Den zweiten Tag in Folge legen die Börsen eine beispiellose Rally hin. Dennoch warnen technische Analysten davor, bereits wieder auf Euphorie umzuschalten. Das aktuelle Szenario ähnele dem Crash von 2001 und dem "Schwarzen Freitag" von 1929.

HB FRANKFURT. Dank der Rettungspakete vieler europäischer Staaten für ihre nationalen Bankensysteme explodierten die Börsenkurse: So schlossen Dax und Dow Jones am Montag, sowie der Nikkei am Dienstag, mit den höchsten, jemals gemessenen Kursgewinnen innerhalb eines Tages. Am Dienstag bauten die Börsen ihre Gewinne aus.

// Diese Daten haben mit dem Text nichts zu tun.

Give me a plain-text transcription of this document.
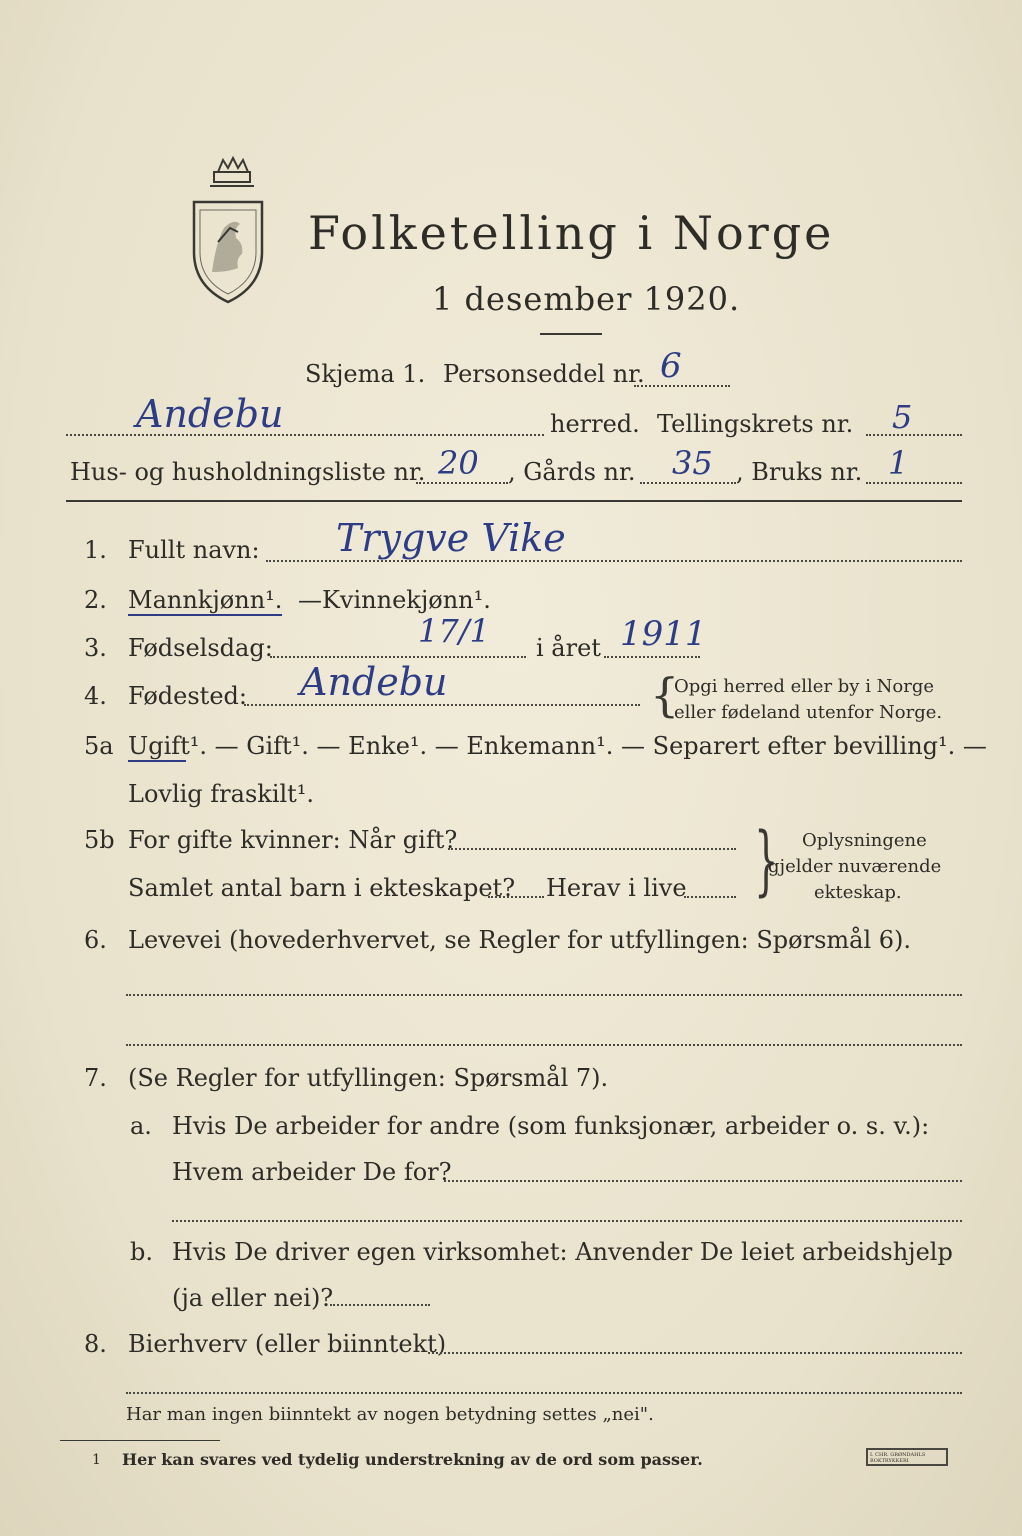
Folketelling i Norge
1 desember 1920.
Skjema 1. Personseddel nr. 6
Andebu	herred. Tellingskrets nr. 5
Hus- og husholdningsliste nr. 20 , Gårds nr. 35 , Bruks nr. 1
1. Fullt navn: Trygve Vike
2. Mannkjønn¹. — Kvinnekjønn¹.
3. Fødselsdag:	17/1 i året 1911
4. Fødested: Andebu	{
Opgi herred eller by i Norge
eller fødeland utenfor Norge.
5a Ugift¹. — Gift¹. — Enke¹. — Enkemann¹. — Separert efter bevilling¹. —
Lovlig fraskilt¹.
5b For gifte kvinner: Når gift?
Samlet antal barn i ekteskapet? Herav i live } Oplysningene
gjelder nuværende
ekteskap.
6. Levevei (hovederhvervet, se Regler for utfyllingen: Spørsmål 6).
7. (Se Regler for utfyllingen: Spørsmål 7).
a. Hvis De arbeider for andre (som funksjonær, arbeider o. s. v.):
Hvem arbeider De for?
b. Hvis De driver egen virksomhet: Anvender De leiet arbeidshjelp
(ja eller nei)?
8. Bierhverv (eller biinntekt)
Har man ingen biinntekt av nogen betydning settes „nei".
1 Her kan svares ved tydelig understrekning av de ord som passer.	I. CHR. GRØNDAHLS BOKTRYKKERI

Dennoch warnen technische Analysten davor, bereits wieder auf Euphorie umzuschalten. Zu unklar sei noch das Ausmaß der Verwerfungen, welche die Kreditkrise in der Realwirtschaft hinterlassen hat.

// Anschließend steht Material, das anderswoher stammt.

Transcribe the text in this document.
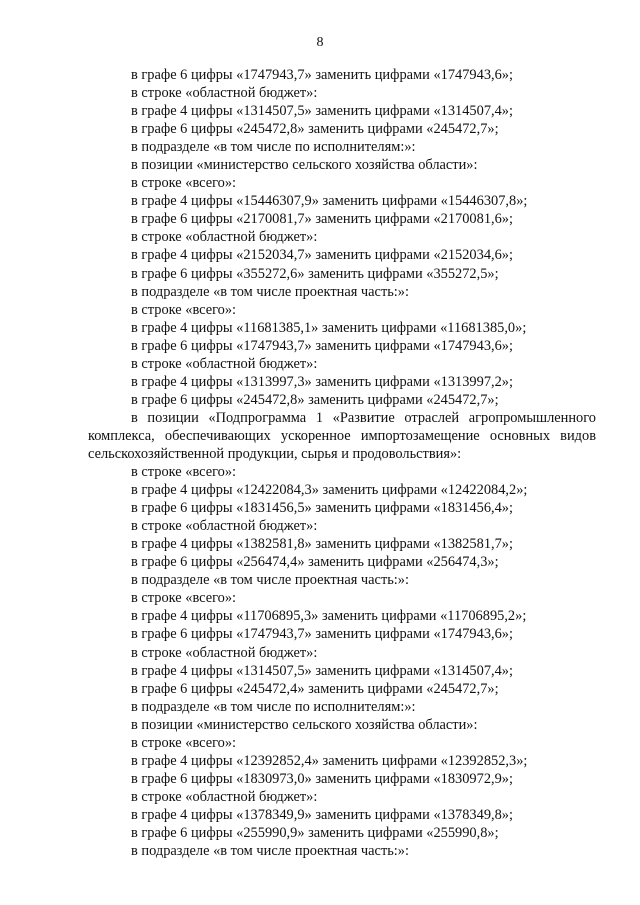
8

в графе 6 цифры «1747943,7» заменить цифрами «1747943,6»;

в строке «областной бюджет»:

в графе 4 цифры «1314507,5» заменить цифрами «1314507,4»;

в графе 6 цифры «245472,8» заменить цифрами «245472,7»;

в подразделе «в том числе по исполнителям:»:

в позиции «министерство сельского хозяйства области»:

в строке «всего»:

в графе 4 цифры «15446307,9» заменить цифрами «15446307,8»;

в графе 6 цифры «2170081,7» заменить цифрами «2170081,6»;

в строке «областной бюджет»:

в графе 4 цифры «2152034,7» заменить цифрами «2152034,6»;

в графе 6 цифры «355272,6» заменить цифрами «355272,5»;

в подразделе «в том числе проектная часть:»:

в строке «всего»:

в графе 4 цифры «11681385,1» заменить цифрами «11681385,0»;

в графе 6 цифры «1747943,7» заменить цифрами «1747943,6»;

в строке «областной бюджет»:

в графе 4 цифры «1313997,3» заменить цифрами «1313997,2»;

в графе 6 цифры «245472,8» заменить цифрами «245472,7»;

в позиции «Подпрограмма 1 «Развитие отраслей агропромышленного комплекса, обеспечивающих ускоренное импортозамещение основных видов сельскохозяйственной продукции, сырья и продовольствия»:

в строке «всего»:

в графе 4 цифры «12422084,3» заменить цифрами «12422084,2»;

в графе 6 цифры «1831456,5» заменить цифрами «1831456,4»;

в строке «областной бюджет»:

в графе 4 цифры «1382581,8» заменить цифрами «1382581,7»;

в графе 6 цифры «256474,4» заменить цифрами «256474,3»;

в подразделе «в том числе проектная часть:»:

в строке «всего»:

в графе 4 цифры «11706895,3» заменить цифрами «11706895,2»;

в графе 6 цифры «1747943,7» заменить цифрами «1747943,6»;

в строке «областной бюджет»:

в графе 4 цифры «1314507,5» заменить цифрами «1314507,4»;

в графе 6 цифры «245472,4» заменить цифрами «245472,7»;

в подразделе «в том числе по исполнителям:»:

в позиции «министерство сельского хозяйства области»:

в строке «всего»:

в графе 4 цифры «12392852,4» заменить цифрами «12392852,3»;

в графе 6 цифры «1830973,0» заменить цифрами «1830972,9»;

в строке «областной бюджет»:

в графе 4 цифры «1378349,9» заменить цифрами «1378349,8»;

в графе 6 цифры «255990,9» заменить цифрами «255990,8»;

в подразделе «в том числе проектная часть:»:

So zeigt sich Stephen Schneider von der WGZ-Bank zurückhaltend: "Unter Abwägung von Risiko und Chance kann ich noch nicht dafür plädieren, Investoren in den Markt zu schicken". Immerhin sei der Dax bereits vor dem Kurseinbruch von Mai bis Mitte September in einem gültigen Abwärtstrend gefallen. Aktuell bilde dieser bei rund 5 300 bis 5 500 Punkten einen Widerstand.

Trotz der heftigen Kursrally vom Montag müsse dieser Widerstand nun erst überwunden werden. "Momentan erleben wir nur eine Rückführung des vorherigen Ausverkaufs", sagt der Analyst. Für weitere Kursavancen fehle es noch an den typischen Anzeichen, wie zum Beispiel positive Divergenzen. Erst dann könne auch auf eine Änderung des mittelfristigen Trends gesetzt werden.

Ähnlicher Ansicht ist Martin Siegert von der Landesbank Baden-Württemberg. Auch er vermisst Anzeichen für eine Bodenbildung im Dax. "Aus keiner Zeiteinstellung lässt sich das ableiten", sagt Siegert: "Weder aus dem Tages-, Monats- noch dem Jahres-Chart".

Bereits bei 5 424/5 468 Punkten treffe der Index auf eine große Cluster-Zone aus diversen Widerständen und Kurszielen. Siegert vergleicht die aktuelle Lage mit dem Oktober 2002. Auch der damaligen Erholung folgte noch ein Abgleiten auf neue Jahrestiefs.

Christoph Schmidt von N.M. Fleischhacker erwartet nicht mehr als einen Anstieg über mehrere Monate bis maximal 6 600 Punkte im Dax. Und dass, obwohl er im deutschen Börsenbarometer eine der seltenen und bullishen "V-Formationen" ausmacht, in denen rasche Kursverluste von ebenso raschen Gewinnen abgelöst werden.